The mail arranged, Trude sat back in the cushions of a great wicker chair and with a long breath of delight enjoyed the beauty around her. Each day Edgeacres enraptured her anew and roused in her a wonder as to why it should be her lot to be there. “It ought to be Vick or Issy,” she would apologize to the nodding flowers or to Mitie, the yellow warbler.
And as might be expected Trude had found innumerable ways of making herself useful to Mrs. White as an expression of her gratitude. There were telephone calls she could answer, letters she could write, shopping she could do, ordering, she even conferred with old Pepper and Jonathan, the gardener. She drove with Mrs. White in the afternoon and served tea to the callers who flocked to the house from the nearby summer hotels.

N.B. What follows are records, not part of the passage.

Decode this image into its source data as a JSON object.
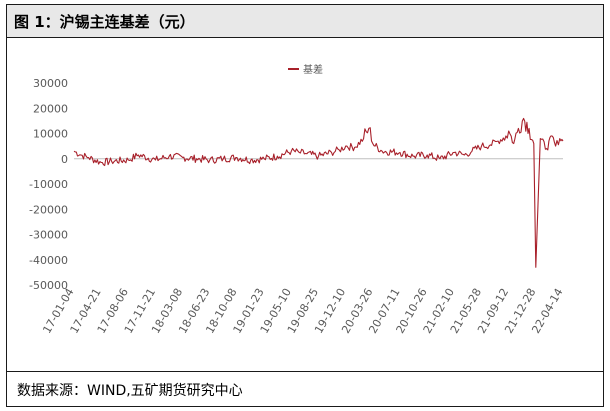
{
  "header": {
    "title": "图 1：沪锡主连基差（元）"
  },
  "footer": {
    "source": "数据来源：WIND,五矿期货研究中心"
  },
  "chart_data": {
    "type": "line",
    "title": "",
    "xlabel": "",
    "ylabel": "",
    "ylim": [
      -50000,
      30000
    ],
    "yticks": [
      30000,
      20000,
      10000,
      0,
      -10000,
      -20000,
      -30000,
      -40000,
      -50000
    ],
    "xticks": [
      "17-01-04",
      "17-04-21",
      "17-08-06",
      "17-11-21",
      "18-03-08",
      "18-06-23",
      "18-10-08",
      "19-01-23",
      "19-05-10",
      "19-08-25",
      "19-12-10",
      "20-03-26",
      "20-07-11",
      "20-10-26",
      "21-02-10",
      "21-05-28",
      "21-09-12",
      "21-12-28",
      "22-04-14"
    ],
    "grid": false,
    "legend": "top-center",
    "series": [
      {
        "name": "基差",
        "color": "#a8202a",
        "x": [
          "17-01-04",
          "17-02-01",
          "17-03-01",
          "17-04-21",
          "17-06-01",
          "17-08-06",
          "17-09-15",
          "17-11-21",
          "18-01-15",
          "18-03-08",
          "18-05-01",
          "18-06-23",
          "18-08-15",
          "18-10-08",
          "18-12-01",
          "19-01-23",
          "19-03-15",
          "19-05-10",
          "19-06-10",
          "19-07-10",
          "19-08-25",
          "19-10-15",
          "19-11-15",
          "19-12-10",
          "20-01-15",
          "20-02-20",
          "20-03-10",
          "20-03-26",
          "20-05-01",
          "20-07-11",
          "20-09-01",
          "20-10-26",
          "20-12-15",
          "21-02-10",
          "21-03-20",
          "21-04-20",
          "21-05-28",
          "21-07-01",
          "21-08-01",
          "21-09-01",
          "21-09-12",
          "21-10-01",
          "21-10-20",
          "21-11-10",
          "21-12-01",
          "21-12-20",
          "21-12-28",
          "22-01-15",
          "22-02-10",
          "22-03-01",
          "22-03-15",
          "22-04-01",
          "22-04-14"
        ],
        "values": [
          3000,
          1500,
          500,
          -1500,
          -1000,
          -500,
          1500,
          -500,
          1000,
          500,
          0,
          -500,
          0,
          500,
          -500,
          0,
          1000,
          3000,
          2500,
          2000,
          1000,
          2500,
          3500,
          5000,
          4500,
          8000,
          12000,
          6000,
          3000,
          2500,
          1000,
          1500,
          0,
          2500,
          1500,
          3000,
          5000,
          5500,
          7000,
          9000,
          11000,
          6000,
          12000,
          16000,
          12000,
          6000,
          -43000,
          8000,
          4000,
          9000,
          5000,
          8000,
          7000
        ]
      }
    ]
  }
}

“I do not know how I ever got along without you, my dear,” Mrs. White had said more than once. “What do you do to make yourself so invaluable? It seems as though just to look at you one leans on you! Even Pepper is saying ‘Miss Trude thinks this and Miss Trude thinks that—’”

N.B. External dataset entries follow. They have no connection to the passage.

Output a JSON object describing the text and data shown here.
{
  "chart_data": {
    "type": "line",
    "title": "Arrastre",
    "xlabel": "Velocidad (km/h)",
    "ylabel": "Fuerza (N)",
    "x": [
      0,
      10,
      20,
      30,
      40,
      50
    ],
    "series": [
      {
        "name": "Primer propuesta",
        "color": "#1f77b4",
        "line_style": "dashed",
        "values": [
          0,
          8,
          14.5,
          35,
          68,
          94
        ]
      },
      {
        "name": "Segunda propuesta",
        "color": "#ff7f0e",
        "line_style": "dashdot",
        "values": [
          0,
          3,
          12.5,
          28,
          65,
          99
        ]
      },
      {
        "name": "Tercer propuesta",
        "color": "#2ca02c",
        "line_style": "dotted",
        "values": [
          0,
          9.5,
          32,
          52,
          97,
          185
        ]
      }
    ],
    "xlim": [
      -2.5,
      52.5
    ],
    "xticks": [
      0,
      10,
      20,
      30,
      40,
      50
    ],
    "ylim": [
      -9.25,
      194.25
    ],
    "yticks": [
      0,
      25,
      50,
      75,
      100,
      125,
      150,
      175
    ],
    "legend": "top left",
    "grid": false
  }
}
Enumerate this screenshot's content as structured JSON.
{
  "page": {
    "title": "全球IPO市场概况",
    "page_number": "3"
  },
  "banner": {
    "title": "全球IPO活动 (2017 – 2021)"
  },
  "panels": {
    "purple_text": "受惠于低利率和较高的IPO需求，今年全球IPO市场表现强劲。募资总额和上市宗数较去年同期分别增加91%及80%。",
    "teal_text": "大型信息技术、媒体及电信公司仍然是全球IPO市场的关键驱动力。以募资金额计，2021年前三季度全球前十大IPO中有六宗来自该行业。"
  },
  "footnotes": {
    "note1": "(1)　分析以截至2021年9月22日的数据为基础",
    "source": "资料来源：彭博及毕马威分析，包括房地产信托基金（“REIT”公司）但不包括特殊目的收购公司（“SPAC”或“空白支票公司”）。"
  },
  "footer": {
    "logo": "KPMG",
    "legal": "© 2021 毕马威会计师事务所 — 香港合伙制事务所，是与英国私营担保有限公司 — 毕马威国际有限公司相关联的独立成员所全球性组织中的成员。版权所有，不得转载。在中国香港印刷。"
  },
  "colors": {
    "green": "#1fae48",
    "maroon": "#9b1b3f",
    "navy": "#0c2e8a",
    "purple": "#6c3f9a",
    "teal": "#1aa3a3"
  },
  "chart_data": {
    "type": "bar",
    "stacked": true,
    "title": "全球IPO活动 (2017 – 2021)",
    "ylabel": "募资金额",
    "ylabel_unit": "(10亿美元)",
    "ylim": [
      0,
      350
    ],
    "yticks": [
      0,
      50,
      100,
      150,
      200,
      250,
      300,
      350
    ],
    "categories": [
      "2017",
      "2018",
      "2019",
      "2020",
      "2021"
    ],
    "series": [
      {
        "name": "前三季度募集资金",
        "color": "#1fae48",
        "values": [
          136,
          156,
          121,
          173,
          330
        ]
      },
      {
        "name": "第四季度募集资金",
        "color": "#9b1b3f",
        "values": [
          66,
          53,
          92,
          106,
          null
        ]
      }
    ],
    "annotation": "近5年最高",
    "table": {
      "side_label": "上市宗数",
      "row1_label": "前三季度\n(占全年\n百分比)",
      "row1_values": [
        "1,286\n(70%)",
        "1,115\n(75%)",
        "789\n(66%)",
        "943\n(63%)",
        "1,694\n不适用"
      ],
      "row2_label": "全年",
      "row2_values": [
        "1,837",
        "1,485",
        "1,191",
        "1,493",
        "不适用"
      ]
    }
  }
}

Her benevolent interest in her husband’s wards, a certain pride in saying to her friends: “My husband, you know, is looking after the daughters of Joseph Romley, who was a college friend of his,” had grown into a real fondness for Trude. “I have never appreciated the dear girl when she’s been with us before,” she declared to her husband. “I suppose it was because we were in town, then, and I was too busy to get acquainted with her. Why, she’s really pretty. And she makes such a slave of herself to her sisters! She hasn’t any life of her own. I don’t believe they appreciate it, either. It’s a shame she doesn’t marry some nice young man—” Mrs. White’s kind always found virtue’s reward in the proverbial “nice young man.”
Mr. White agreed with her on every point but this. “If she deserted that household it would fall! She’s the only one that isn’t like her father.”
“Then she must find someone who’ll take the family with her,” Mrs. White asserted determinedly. But having no godmother’s fairy wand she had not been able, during the summer weeks, to bring the prince to Edgeacres; her husband’s acquaintances were too bald and round to play the part of princes.
Trude had not minded the dearth of young men. Since her unhappy experience on a former visit she was glad of that dearth. The serenity of the summer, the relaxation and rest from responsibilities had brought a lovely freshness to her face, a brightness to her eyes that was not all a reflection of the brightness about her. The sheer luxury of loafing, of not having to think out petty problems or worry one single minute was all her old-young heart now asked. Once in awhile, of course, she fretted because Isolde was not enjoying Edgeacres with her, or getting to know how really nice Aunt Edith White was. Where Vick and Sidney were concerned she had no remorse for Vick was seeing new lands, doubtless conquering them, and Sidney was happy at Cape Cod; but she could not help thinking that Issy must be working too hard at the Deerings—getting up early in the morning and typing all through the hot day and doubtless fussing over the housework and the small babies as well.
Trude thought of the mail. Again there had been no letter from either Issy or Sidney! Sidney really ought to write. Perhaps it had not been wise to let her go off alone with relatives of whom they knew nothing!
Suddenly a postmark on one of the letters on the little table at her elbow caught her eye. Provincetown. Trude caught it up apprehensively. That letter might be from their Cousin Achsa! She turned it over and over, wishing she might open it.